More unpaid infant-care leave will be offered to parents working in the public sector from July 2017. This move will help address a “care giving gap”, says Senior Minister of State in the Prime Minister’s Office Josephine Teo last week.
Under a three-year pilot run, public sector officers and their spouses will get an additional four weeks of unpaid infant care leave per parent. This brings the total amount of guaranteed parental leave to six months or 26 weeks per couple, up from 22 weeks, Channel News Asia reports.
During the Committee of Supply debates in Parliament, Mrs. Teo said, “This means that as long as one parent is working in the public service, the couple can have up to 26 weeks of leave, or six months, between them.”
Currently working parents can together enjoy 20 weeks of paid leave after their child is born, and two-weeks of unpaid leave. This consists of 16-weeks paid maternity leave and two weeks of paid paternity leave, a week of paid childcare per parent and a week of unpaid infant care leave per parent.
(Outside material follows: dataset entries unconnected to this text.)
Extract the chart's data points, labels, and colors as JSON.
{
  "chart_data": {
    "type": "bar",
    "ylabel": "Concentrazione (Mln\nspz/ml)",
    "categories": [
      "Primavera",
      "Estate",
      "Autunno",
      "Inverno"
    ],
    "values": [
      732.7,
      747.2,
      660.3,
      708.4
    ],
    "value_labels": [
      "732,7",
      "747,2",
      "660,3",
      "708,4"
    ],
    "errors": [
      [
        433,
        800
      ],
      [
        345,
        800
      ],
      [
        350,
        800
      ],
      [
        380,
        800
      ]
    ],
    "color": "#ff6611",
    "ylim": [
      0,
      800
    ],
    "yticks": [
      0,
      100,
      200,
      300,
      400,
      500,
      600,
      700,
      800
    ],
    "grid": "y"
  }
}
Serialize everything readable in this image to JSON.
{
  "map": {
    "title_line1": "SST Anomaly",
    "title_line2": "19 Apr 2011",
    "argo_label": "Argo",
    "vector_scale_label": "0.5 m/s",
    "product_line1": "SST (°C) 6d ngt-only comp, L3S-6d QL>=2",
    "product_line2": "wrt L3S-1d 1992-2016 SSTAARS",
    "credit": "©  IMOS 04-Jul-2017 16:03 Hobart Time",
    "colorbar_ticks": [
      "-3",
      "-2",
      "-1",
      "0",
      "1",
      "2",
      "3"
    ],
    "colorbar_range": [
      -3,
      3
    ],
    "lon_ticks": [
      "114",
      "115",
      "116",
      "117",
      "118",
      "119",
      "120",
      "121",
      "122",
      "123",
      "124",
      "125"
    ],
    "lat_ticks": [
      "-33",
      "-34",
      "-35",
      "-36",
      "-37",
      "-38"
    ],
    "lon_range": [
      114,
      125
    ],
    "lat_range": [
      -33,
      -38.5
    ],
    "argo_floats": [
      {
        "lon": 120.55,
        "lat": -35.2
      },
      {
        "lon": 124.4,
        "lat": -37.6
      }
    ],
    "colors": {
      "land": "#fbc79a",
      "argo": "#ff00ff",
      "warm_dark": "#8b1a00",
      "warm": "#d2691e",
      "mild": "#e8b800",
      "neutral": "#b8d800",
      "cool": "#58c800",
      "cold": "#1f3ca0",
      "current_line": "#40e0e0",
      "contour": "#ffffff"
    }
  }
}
While infant care centres are able to take in babies from two months old, most parents feel more confident to leave their children in these centres when they are six months old. For these parents, there could then be a gap of around four weeks, Mrs Teo noted.
The public sector will take the lead to close the care giving gap with the additional four weeks of unpaid infant care leave per parent. It is to be taken within the child’s first year. When asked Mrs. Teo why is this additional leave unpaid, she said, “even with paid parental leave, some parents have not been using them in full.”
“Some do not need all the leave provided; others face pressures at work that prevent them from taking more parental leave. Further paid leave does not benefit these parents. Instead, parents want better assurance of workplace support, that they can take all their parental leave provisions if they need them,” she later added.
Hence the main objective of launching this pilot for three-years is to test the general viability of longer parental leave and which would require all supervisors to facilitate such leave. Under this pilot, Mrs Teo assured that, supervisors in the public sector, which includes ministries and statutory boards, will no longer be able to say “maybe yes, maybe no” when employees apply for parental leave.
“The leave provision is gender neutral; both male and female public officers are eligible to apply. As long as they have been given reasonable notice, supervisors will have to accede to all applications for such parental leave and make the necessary work adjustments.”
While extending parental leave can unwittingly be an added source of tension at the workplace, with some employers facing greater difficulty in accommodating staff with childcare needs, while some parents also share of the pushback they experience from co-workers.